- Although Liberia has been declared Ebola-free by the WHO, Guinea and Sierra Leone have not yet met that standard based on new new cases in the last 42 days.
- A total of 11,005 people have died from Ebola in Liberia, Sierra Leone, and Guinea since December 2013.
- Last week, fewer than 20 new cases of Ebola were reported in Sierra Leone and Guinea, but experts warn that it could take months to get to zero new cases.
The threshold for declaring a country Ebola-free is 42 days without any new cases, because 42 days represents twice the maximum incubation period of the virus. Liberia attained this status by enlisting the help of U.S. soldiers to build treatment clinics, in addition to a national awareness campaign designed to educate Liberians about Ebola and how to protect themselves.
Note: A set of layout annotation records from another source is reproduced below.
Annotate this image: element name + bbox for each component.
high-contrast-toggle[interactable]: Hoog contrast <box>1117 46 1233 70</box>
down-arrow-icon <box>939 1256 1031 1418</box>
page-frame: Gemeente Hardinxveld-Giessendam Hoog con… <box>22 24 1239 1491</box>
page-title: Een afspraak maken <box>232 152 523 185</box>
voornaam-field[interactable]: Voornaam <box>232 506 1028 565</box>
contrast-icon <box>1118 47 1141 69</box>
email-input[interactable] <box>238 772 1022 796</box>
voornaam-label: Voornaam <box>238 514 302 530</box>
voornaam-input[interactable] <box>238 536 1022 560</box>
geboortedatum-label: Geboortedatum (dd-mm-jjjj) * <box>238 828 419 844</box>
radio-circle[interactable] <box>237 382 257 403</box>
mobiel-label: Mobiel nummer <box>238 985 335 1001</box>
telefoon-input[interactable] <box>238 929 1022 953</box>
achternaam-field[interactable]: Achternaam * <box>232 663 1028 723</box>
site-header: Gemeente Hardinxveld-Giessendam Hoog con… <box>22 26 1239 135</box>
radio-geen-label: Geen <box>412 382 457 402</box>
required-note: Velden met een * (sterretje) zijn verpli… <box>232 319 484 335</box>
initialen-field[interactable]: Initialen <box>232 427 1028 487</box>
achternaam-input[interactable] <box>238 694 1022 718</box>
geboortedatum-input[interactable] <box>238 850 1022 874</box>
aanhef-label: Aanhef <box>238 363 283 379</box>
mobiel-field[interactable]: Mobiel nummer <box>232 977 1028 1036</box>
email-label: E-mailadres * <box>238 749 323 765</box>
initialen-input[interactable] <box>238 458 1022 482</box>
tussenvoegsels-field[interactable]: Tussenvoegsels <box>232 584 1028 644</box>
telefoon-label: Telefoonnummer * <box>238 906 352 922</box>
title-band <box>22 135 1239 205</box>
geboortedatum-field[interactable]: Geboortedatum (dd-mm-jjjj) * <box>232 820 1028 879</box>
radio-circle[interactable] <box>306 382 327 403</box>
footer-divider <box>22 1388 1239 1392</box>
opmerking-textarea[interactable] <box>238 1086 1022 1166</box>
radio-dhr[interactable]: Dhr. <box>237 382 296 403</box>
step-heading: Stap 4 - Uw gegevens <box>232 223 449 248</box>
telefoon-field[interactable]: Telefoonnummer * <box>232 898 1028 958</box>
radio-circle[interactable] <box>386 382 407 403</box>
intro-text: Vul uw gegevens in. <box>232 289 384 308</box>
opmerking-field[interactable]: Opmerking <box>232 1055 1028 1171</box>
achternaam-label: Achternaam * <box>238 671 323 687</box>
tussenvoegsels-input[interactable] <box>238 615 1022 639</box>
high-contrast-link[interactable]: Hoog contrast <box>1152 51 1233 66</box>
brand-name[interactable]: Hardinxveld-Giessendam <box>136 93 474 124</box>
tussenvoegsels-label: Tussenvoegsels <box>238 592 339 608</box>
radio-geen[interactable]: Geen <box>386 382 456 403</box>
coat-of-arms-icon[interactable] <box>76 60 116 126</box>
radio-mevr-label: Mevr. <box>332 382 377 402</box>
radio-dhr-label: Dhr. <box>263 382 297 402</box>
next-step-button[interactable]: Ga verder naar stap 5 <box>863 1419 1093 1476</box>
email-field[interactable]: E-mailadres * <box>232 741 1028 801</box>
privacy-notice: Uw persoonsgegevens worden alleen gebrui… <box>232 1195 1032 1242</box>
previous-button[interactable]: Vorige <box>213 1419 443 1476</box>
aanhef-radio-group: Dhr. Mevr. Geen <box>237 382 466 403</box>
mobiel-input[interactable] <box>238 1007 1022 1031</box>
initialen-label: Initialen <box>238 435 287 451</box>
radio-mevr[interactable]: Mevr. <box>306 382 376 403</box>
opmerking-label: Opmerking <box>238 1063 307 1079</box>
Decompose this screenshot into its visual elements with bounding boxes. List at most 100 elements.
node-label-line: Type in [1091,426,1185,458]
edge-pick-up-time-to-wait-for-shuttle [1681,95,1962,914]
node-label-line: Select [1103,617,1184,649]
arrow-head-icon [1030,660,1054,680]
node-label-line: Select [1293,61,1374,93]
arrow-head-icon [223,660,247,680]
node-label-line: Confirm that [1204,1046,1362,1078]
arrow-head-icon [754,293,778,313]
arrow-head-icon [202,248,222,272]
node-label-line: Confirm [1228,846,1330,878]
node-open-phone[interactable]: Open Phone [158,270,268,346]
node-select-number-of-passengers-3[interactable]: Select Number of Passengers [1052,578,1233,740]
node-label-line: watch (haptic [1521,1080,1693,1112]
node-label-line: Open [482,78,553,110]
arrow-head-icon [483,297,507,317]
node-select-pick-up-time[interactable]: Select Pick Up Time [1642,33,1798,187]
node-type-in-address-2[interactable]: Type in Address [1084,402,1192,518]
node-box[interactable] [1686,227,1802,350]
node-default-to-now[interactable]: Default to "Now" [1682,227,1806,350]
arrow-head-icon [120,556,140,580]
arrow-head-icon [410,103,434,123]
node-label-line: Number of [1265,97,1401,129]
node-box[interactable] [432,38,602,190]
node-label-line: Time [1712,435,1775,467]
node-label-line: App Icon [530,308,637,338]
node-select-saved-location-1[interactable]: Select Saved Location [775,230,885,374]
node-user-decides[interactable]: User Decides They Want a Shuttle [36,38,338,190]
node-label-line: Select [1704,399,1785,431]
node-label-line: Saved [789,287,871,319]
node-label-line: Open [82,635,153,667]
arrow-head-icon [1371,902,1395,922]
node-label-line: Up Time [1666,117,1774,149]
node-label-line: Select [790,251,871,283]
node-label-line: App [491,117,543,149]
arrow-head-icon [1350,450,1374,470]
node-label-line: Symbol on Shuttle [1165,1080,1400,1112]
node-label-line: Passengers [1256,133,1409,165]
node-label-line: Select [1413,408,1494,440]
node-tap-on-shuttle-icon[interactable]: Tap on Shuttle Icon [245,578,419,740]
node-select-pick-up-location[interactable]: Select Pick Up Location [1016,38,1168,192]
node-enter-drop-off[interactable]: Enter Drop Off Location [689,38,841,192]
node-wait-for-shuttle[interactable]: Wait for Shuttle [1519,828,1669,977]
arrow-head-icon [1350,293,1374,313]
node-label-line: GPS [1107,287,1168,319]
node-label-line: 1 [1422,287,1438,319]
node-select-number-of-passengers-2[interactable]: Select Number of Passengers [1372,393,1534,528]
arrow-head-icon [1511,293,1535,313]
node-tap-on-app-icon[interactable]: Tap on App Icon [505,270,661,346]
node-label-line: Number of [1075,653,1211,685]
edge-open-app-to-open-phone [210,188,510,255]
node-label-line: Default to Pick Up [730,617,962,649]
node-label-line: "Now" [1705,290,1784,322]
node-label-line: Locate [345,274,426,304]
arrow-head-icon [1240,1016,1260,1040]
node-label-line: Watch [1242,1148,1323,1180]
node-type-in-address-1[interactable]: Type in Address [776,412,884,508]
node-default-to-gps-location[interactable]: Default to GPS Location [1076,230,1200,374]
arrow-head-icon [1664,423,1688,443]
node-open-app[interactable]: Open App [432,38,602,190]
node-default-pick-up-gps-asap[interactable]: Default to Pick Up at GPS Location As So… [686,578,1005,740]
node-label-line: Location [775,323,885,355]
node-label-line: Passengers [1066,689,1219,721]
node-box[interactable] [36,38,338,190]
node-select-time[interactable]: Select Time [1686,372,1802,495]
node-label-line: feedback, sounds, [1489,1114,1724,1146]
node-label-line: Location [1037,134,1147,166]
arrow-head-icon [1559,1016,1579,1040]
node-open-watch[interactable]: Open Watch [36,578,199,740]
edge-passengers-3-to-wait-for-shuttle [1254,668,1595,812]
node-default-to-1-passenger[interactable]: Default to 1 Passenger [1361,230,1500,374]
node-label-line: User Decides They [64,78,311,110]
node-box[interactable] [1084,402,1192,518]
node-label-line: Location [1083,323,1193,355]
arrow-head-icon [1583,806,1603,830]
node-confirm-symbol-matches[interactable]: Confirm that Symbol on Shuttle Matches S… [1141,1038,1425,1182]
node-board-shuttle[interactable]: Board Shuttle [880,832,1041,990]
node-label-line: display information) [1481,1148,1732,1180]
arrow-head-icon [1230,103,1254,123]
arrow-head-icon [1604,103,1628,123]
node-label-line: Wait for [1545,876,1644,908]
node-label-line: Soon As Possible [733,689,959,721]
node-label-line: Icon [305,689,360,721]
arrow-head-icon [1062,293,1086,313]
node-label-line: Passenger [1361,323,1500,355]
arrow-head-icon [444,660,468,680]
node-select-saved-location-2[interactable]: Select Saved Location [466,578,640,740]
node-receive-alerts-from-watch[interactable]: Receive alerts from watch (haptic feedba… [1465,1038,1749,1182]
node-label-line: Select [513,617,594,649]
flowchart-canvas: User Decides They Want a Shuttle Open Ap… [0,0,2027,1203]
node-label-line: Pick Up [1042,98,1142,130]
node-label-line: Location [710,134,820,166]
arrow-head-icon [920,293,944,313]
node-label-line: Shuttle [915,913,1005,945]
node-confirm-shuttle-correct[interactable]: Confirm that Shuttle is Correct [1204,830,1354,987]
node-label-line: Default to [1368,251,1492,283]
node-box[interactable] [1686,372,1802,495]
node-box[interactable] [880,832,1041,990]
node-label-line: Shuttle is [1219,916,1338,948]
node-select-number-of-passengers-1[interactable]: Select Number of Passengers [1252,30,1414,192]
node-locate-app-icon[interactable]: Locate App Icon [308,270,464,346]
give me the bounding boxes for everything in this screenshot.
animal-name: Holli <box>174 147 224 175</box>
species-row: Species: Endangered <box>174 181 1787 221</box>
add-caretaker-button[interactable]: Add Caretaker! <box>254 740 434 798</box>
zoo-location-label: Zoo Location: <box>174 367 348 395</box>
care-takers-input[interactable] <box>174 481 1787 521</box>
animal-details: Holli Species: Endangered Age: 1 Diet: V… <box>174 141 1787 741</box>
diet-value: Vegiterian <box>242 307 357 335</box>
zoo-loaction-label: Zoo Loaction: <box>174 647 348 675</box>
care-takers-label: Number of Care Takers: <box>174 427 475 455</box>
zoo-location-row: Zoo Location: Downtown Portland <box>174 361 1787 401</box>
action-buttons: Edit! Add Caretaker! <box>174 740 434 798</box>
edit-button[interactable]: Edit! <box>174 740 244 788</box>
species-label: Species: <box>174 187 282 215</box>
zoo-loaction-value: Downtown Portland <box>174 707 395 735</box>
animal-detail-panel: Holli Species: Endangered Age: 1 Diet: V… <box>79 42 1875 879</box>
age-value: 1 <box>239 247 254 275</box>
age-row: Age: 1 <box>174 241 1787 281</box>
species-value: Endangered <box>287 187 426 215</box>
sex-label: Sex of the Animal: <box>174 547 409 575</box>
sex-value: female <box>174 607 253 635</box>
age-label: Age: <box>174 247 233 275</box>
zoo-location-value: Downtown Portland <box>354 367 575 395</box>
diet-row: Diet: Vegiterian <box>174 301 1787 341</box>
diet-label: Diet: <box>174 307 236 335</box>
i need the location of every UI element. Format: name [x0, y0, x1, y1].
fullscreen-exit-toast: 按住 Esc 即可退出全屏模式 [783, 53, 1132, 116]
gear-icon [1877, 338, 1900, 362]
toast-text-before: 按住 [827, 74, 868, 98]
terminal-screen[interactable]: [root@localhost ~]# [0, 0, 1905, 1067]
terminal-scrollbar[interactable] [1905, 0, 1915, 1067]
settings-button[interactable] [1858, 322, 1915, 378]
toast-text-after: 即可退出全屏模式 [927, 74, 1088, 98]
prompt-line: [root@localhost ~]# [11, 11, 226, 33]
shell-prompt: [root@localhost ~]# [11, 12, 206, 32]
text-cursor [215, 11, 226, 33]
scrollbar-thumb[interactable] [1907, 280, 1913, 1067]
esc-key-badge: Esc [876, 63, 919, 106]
This effort has been painstaking and costly, including the 868 health workers who have been infected—507 of whom ended up dying from Ebola.
The takeaway message from the WHO is that vigilance is still necessary, as are ongoing aggressive measures in Sierra Leone and Guinea. Based on success in Liberia, experts are confident that the virus can be contained, but they will continue to be conservative with respect to declaring West Africa Ebola free. And clinical trials for Ebola vaccines still remain difficult due to the dwindling number of Ebola cases.